On the other hand, much social evil has its origin in the low condition of the morals of a people, who have not been reared under the influence of an efficient system of religious education. Vast expenses are incurred by the country for the relief of those forms of indigence which are attributable to these causes. The whole apparatus of criminal jurisprudence and of secondary punishment, including the outlay on the constabulary force, involves an expenditure of two millions per annum. The provisions for the preservation of public order and the suppression of popular tumults, are an expensive barrier against the eruptions of popular passion. It is obvious to Statesmen that to neglect the condition of the people is to permit society to be corrupted by domestic immorality; to render social order and the growth of national wealth insecure, by the combinations maintained by the prejudices of popular ignorance; to entail on the State the support of unnecessary indigence and physical suffering; to endanger public liberty itself, by increasing the need of coercive and penal arrangements, and vastly to augment the charge by which persons and property can be secured against violence and fraud, and public order preserved against anarchy.

The relief of indigence is not confided solely to private charity; nor the sanitary improvements of our towns to benevolent associations; nor the defence of property and public order to voluntary combinations: can it then become any great Statesmen to abandon to voluntary charity alone, that improvement of the moral and intellectual condition of the people on which such

vast consequences depend? That it is a function of the legislature to improve domestic morality and household comfort by education is apparent, because on the State devolves the duty of suppressing crime by coercive means and penal enactments. If public order may be preserved by the concerted arrangements of a highly-disciplined military organization, why may not the Statesman seek, in the improved intelligence of the people, safeguards, surer and more consistent with personal freedom?

Those who would create an alarm at the expenditure required for an efficient system of education, keep out of sight how much the national industry has been obstructed by combinations resulting from ignorance; what has been the cost of military establishments for the protection of society in periods of turbulence-how many millions have been annually expended on these forms of indigence which result from immorality or listless improvidence how many millions the police force, the machinery of criminal jurisprudence and of secondary punishments, engulfand what is the annual waste in improvidence, expenditure occasioned by the immoral excesses and crimes of an uneducated people.

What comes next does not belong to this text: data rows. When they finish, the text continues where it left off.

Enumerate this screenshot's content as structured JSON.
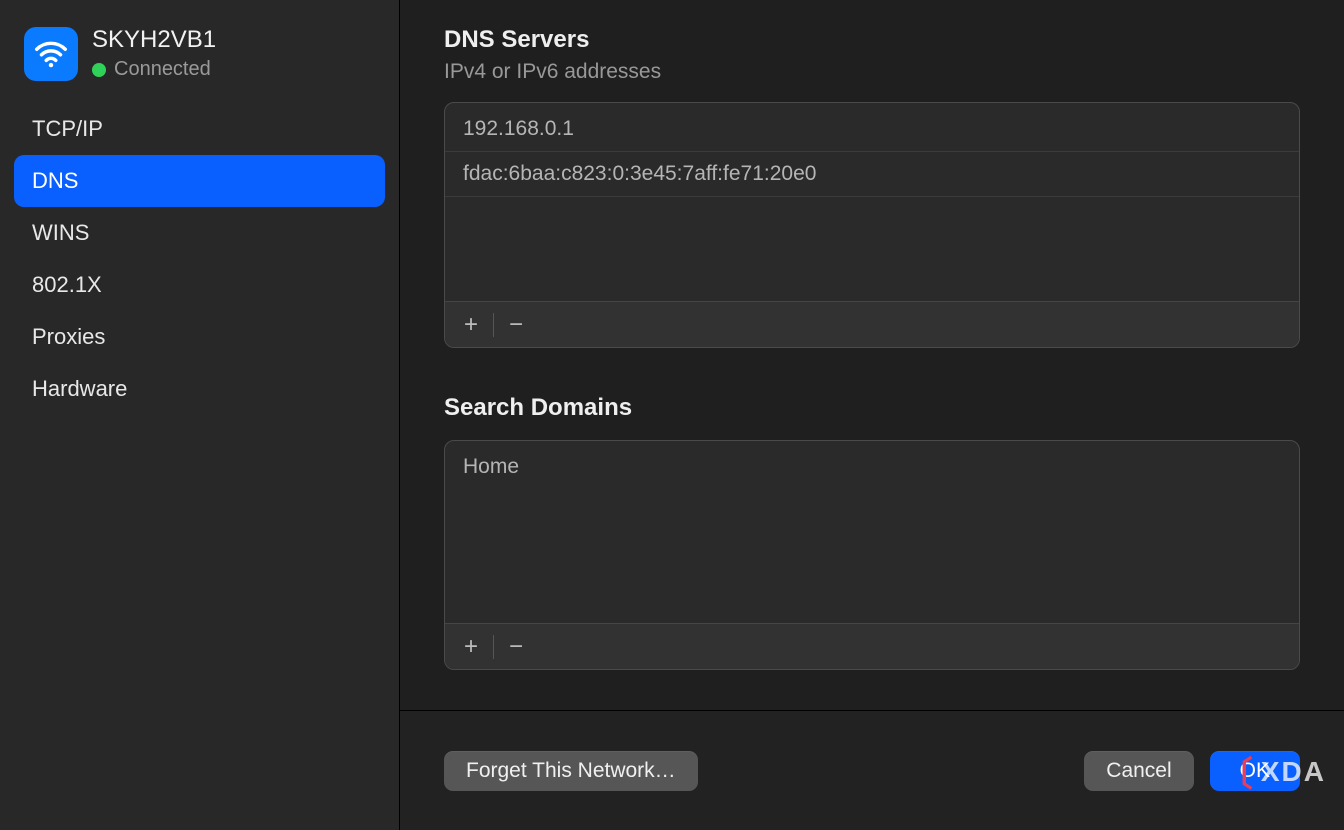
{
  "network": {
    "name": "SKYH2VB1",
    "status": "Connected"
  },
  "sidebar": {
    "items": [
      {
        "label": "TCP/IP",
        "selected": false
      },
      {
        "label": "DNS",
        "selected": true
      },
      {
        "label": "WINS",
        "selected": false
      },
      {
        "label": "802.1X",
        "selected": false
      },
      {
        "label": "Proxies",
        "selected": false
      },
      {
        "label": "Hardware",
        "selected": false
      }
    ]
  },
  "dns": {
    "title": "DNS Servers",
    "subtitle": "IPv4 or IPv6 addresses",
    "servers": [
      "192.168.0.1",
      "fdac:6baa:c823:0:3e45:7aff:fe71:20e0"
    ],
    "add": "+",
    "remove": "−"
  },
  "search": {
    "title": "Search Domains",
    "domains": [
      "Home"
    ],
    "add": "+",
    "remove": "−"
  },
  "footer": {
    "forget": "Forget This Network…",
    "cancel": "Cancel",
    "ok": "OK"
  },
  "watermark": "XDA"
}
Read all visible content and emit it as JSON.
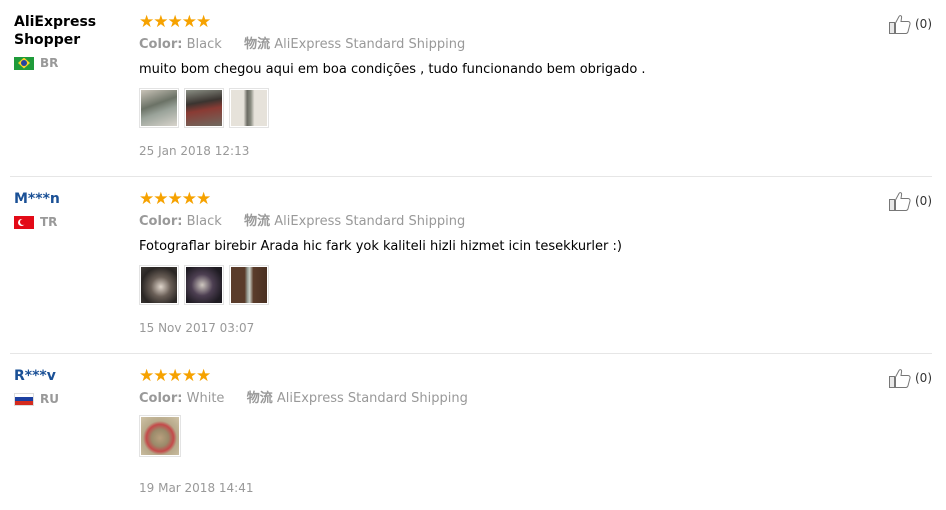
{
  "reviews": [
    {
      "user": "AliExpress Shopper",
      "country_code": "BR",
      "stars": "★★★★★",
      "color_label": "Color:",
      "color_value": "Black",
      "shipping_label": "物流",
      "shipping_value": "AliExpress Standard Shipping",
      "feedback": "muito bom chegou aqui em boa condições , tudo funcionando bem obrigado .",
      "date": "25 Jan 2018 12:13",
      "helpful_count": "(0)",
      "photo_count": 3
    },
    {
      "user": "M***n",
      "country_code": "TR",
      "stars": "★★★★★",
      "color_label": "Color:",
      "color_value": "Black",
      "shipping_label": "物流",
      "shipping_value": "AliExpress Standard Shipping",
      "feedback": "Fotograflar birebir Arada hic fark yok kaliteli hizli hizmet icin tesekkurler :)",
      "date": "15 Nov 2017 03:07",
      "helpful_count": "(0)",
      "photo_count": 3
    },
    {
      "user": "R***v",
      "country_code": "RU",
      "stars": "★★★★★",
      "color_label": "Color:",
      "color_value": "White",
      "shipping_label": "物流",
      "shipping_value": "AliExpress Standard Shipping",
      "feedback": "",
      "date": "19 Mar 2018 14:41",
      "helpful_count": "(0)",
      "photo_count": 1
    }
  ],
  "colors": {
    "star": "#f6a200",
    "username_link": "#1a5096",
    "muted": "#999999",
    "separator": "#e6e6e6"
  },
  "icons": {
    "helpful": "thumbs-up-icon",
    "star": "star-icon"
  }
}
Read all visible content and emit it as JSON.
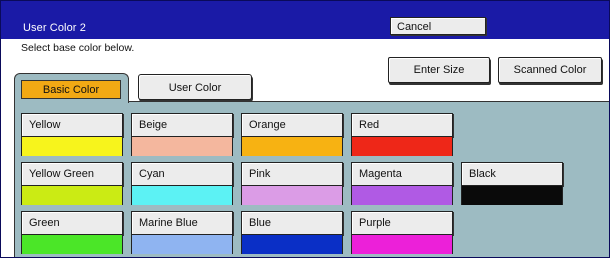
{
  "window": {
    "title": "User Color 2"
  },
  "toolbar": {
    "cancel_label": "Cancel"
  },
  "instruction": "Select base color below.",
  "actions": {
    "enter_size_label": "Enter Size",
    "scanned_color_label": "Scanned Color"
  },
  "tabs": [
    {
      "label": "Basic Color",
      "active": true,
      "accent": "#f2a914"
    },
    {
      "label": "User Color",
      "active": false
    }
  ],
  "panel_bg": "#9dbbc2",
  "colors": [
    {
      "label": "Yellow",
      "swatch": "#f7f41c"
    },
    {
      "label": "Beige",
      "swatch": "#f4b79e"
    },
    {
      "label": "Orange",
      "swatch": "#f7b212"
    },
    {
      "label": "Red",
      "swatch": "#ee2718"
    },
    {
      "label": "Yellow Green",
      "swatch": "#cbeb14"
    },
    {
      "label": "Cyan",
      "swatch": "#5cf2f4"
    },
    {
      "label": "Pink",
      "swatch": "#db9ce6"
    },
    {
      "label": "Magenta",
      "swatch": "#b05ae4"
    },
    {
      "label": "Black",
      "swatch": "#0a0a0a"
    },
    {
      "label": "Green",
      "swatch": "#4be628"
    },
    {
      "label": "Marine Blue",
      "swatch": "#8fb4f1"
    },
    {
      "label": "Blue",
      "swatch": "#0a2fc6"
    },
    {
      "label": "Purple",
      "swatch": "#ec20d9"
    }
  ]
}
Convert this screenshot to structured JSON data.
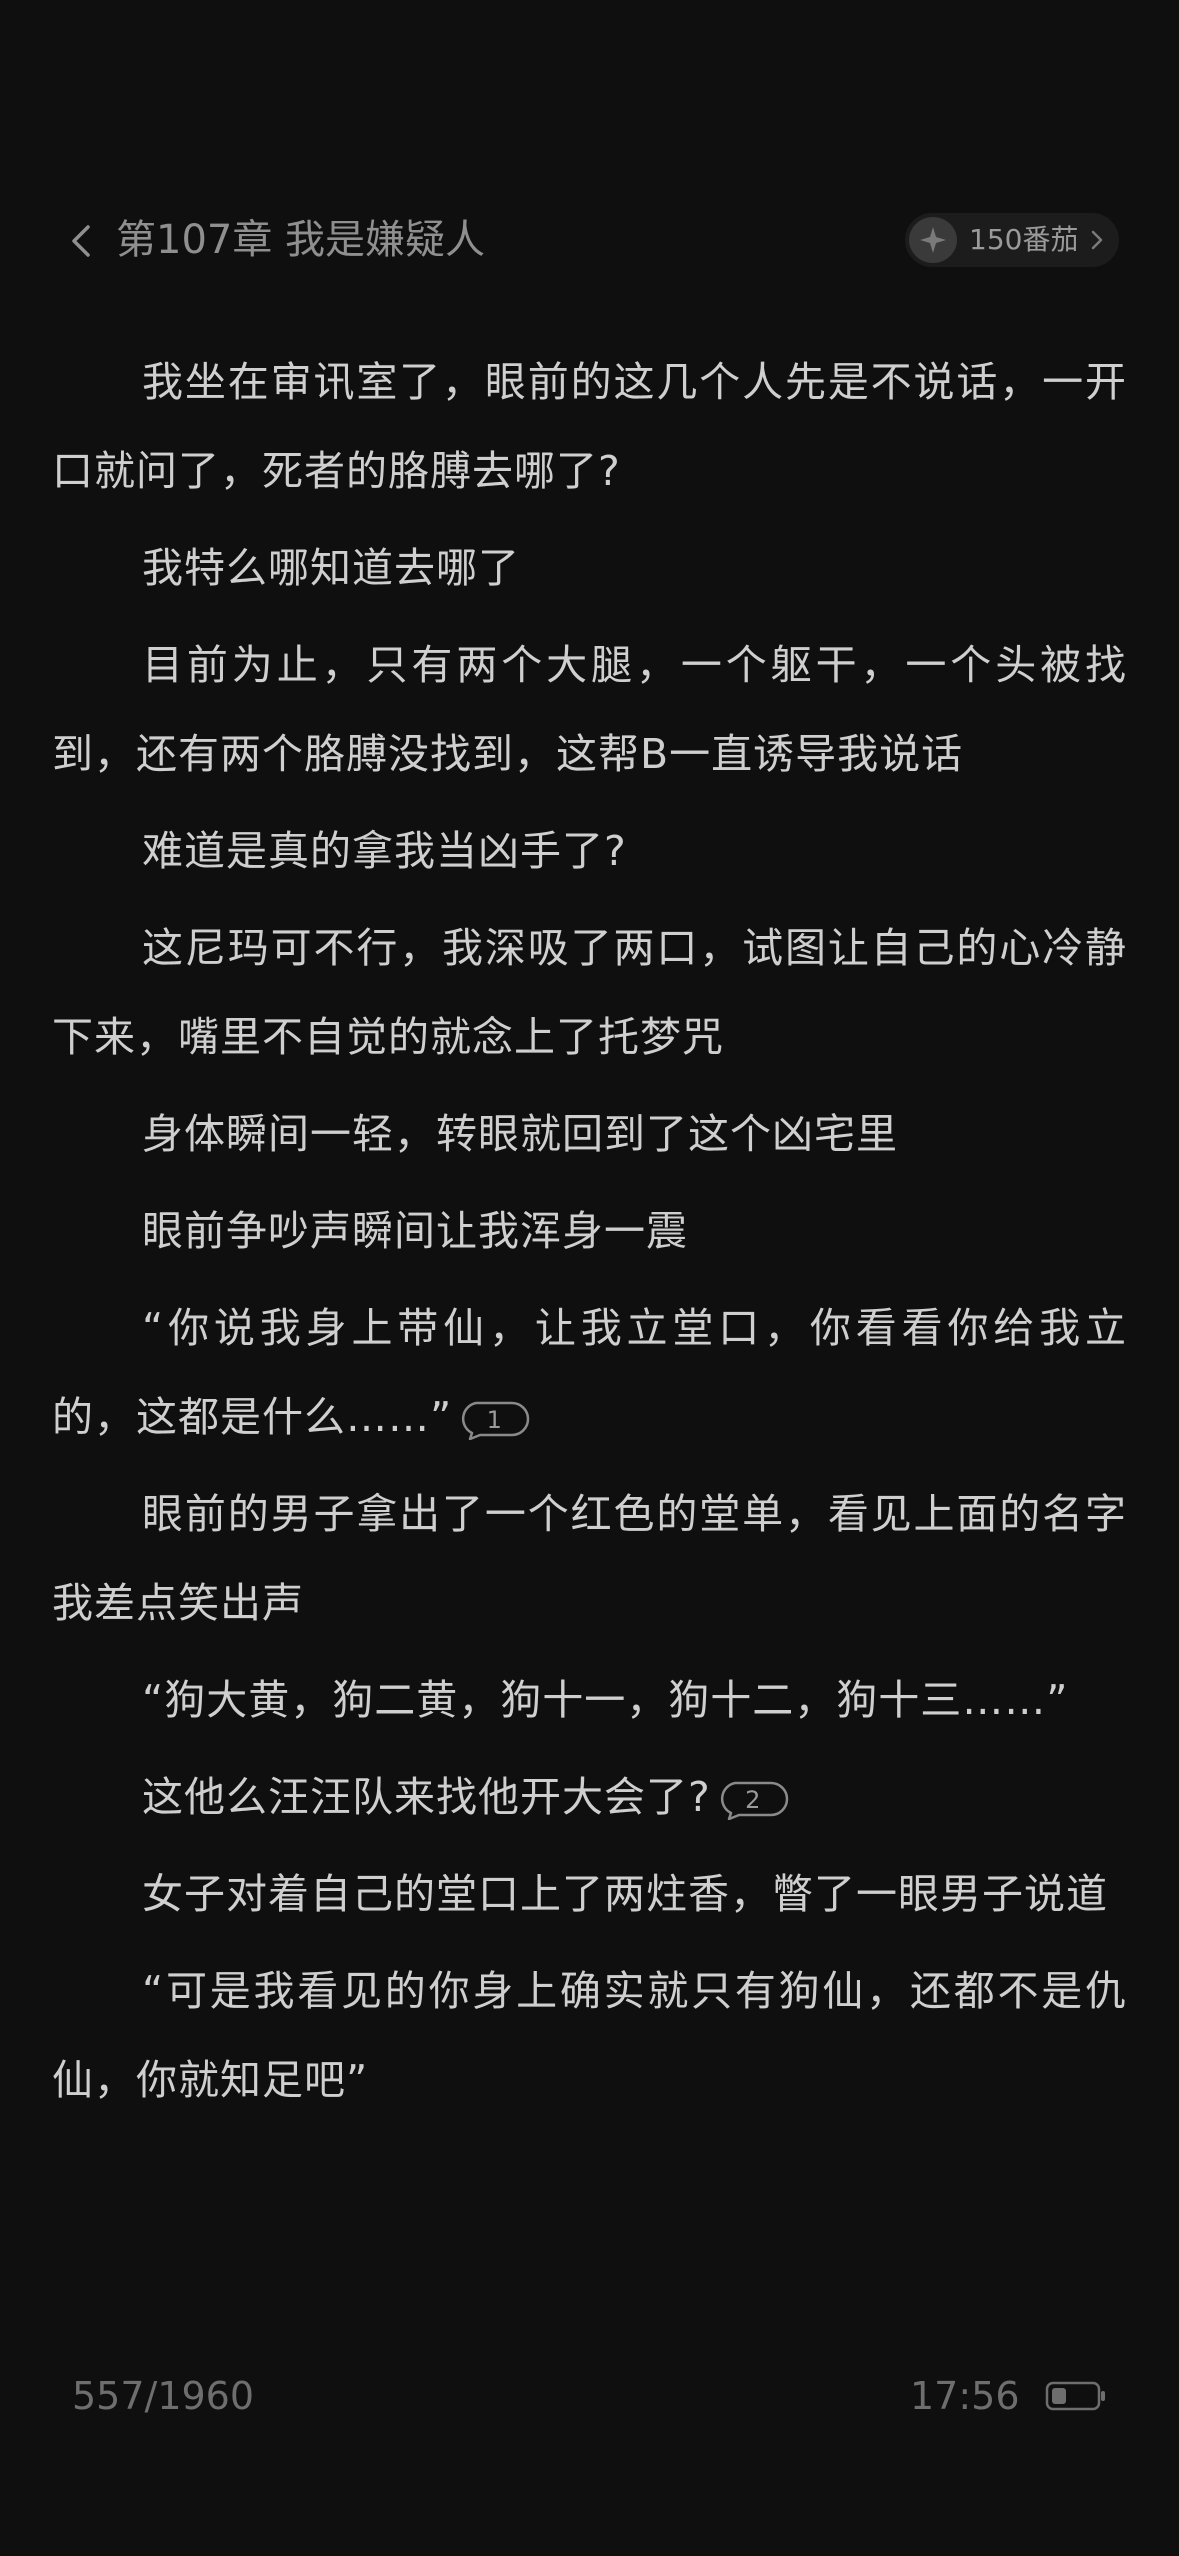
{
  "header": {
    "chapter_title": "第107章 我是嫌疑人",
    "coin_label": "150番茄",
    "back_icon": "chevron-left-icon",
    "coin_icon": "sparkle-coin-icon"
  },
  "paragraphs": [
    {
      "text": "我坐在审讯室了，眼前的这几个人先是不说话，一开口就问了，死者的胳膊去哪了?"
    },
    {
      "text": "我特么哪知道去哪了"
    },
    {
      "text": "目前为止，只有两个大腿，一个躯干，一个头被找到，还有两个胳膊没找到，这帮B一直诱导我说话"
    },
    {
      "text": "难道是真的拿我当凶手了?"
    },
    {
      "text": "这尼玛可不行，我深吸了两口，试图让自己的心冷静下来，嘴里不自觉的就念上了托梦咒"
    },
    {
      "text": "身体瞬间一轻，转眼就回到了这个凶宅里"
    },
    {
      "text": "眼前争吵声瞬间让我浑身一震"
    },
    {
      "text": "“你说我身上带仙，让我立堂口，你看看你给我立的，这都是什么……”",
      "comments": "1"
    },
    {
      "text": "眼前的男子拿出了一个红色的堂单，看见上面的名字我差点笑出声"
    },
    {
      "text": "“狗大黄，狗二黄，狗十一，狗十二，狗十三……”"
    },
    {
      "text": "这他么汪汪队来找他开大会了?",
      "comments": "2"
    },
    {
      "text": "女子对着自己的堂口上了两炷香，瞥了一眼男子说道"
    },
    {
      "text": "“可是我看见的你身上确实就只有狗仙，还都不是仇仙，你就知足吧”"
    }
  ],
  "footer": {
    "progress": "557/1960",
    "time": "17:56",
    "battery_icon": "battery-low-icon"
  },
  "colors": {
    "background": "#0f0f0f",
    "text": "#cfcfcf",
    "muted": "#8f8f8f"
  }
}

Those who pretend the public liberty is endangered by the rewards which Government desires to give efficient schoolmasters and their assistants (representing it as the invasion of an army of Government stipendiaries) appear to forget how many thousand troops of the line are employed to protect the institutions of the country-how many thousand police to watch their houses and protect their persons-how many gaolers, warders, and officers of the hulks have charge of the victims of popular ignorance and excess-how many ships are annually freighted with their frightful cargoes to the pandemonium of crime in Van Diemen's land-how many overseers have charge of the convict gangs—and how vast is the outlay which sustains the indigence of orphanage and bastardy, of improvident youth, sensual maturity, and premature age.

The Statesman who endeavours to substitute instruction for coercion; to procure obedience to the law by intelligence rather than by fear; to employ a system of encouragement to virtuous exertion instead of the dark code of penalties against crime; to use the public resources rather in building schools than barracks and convict ships; to replace the constable, the soldier, and the gaoler by the schoolmaster, cannot be justly suspected of any serious design against the liberties of his country, or charged with an improvident employment of the resources of the State.SHUTTLEWORTH.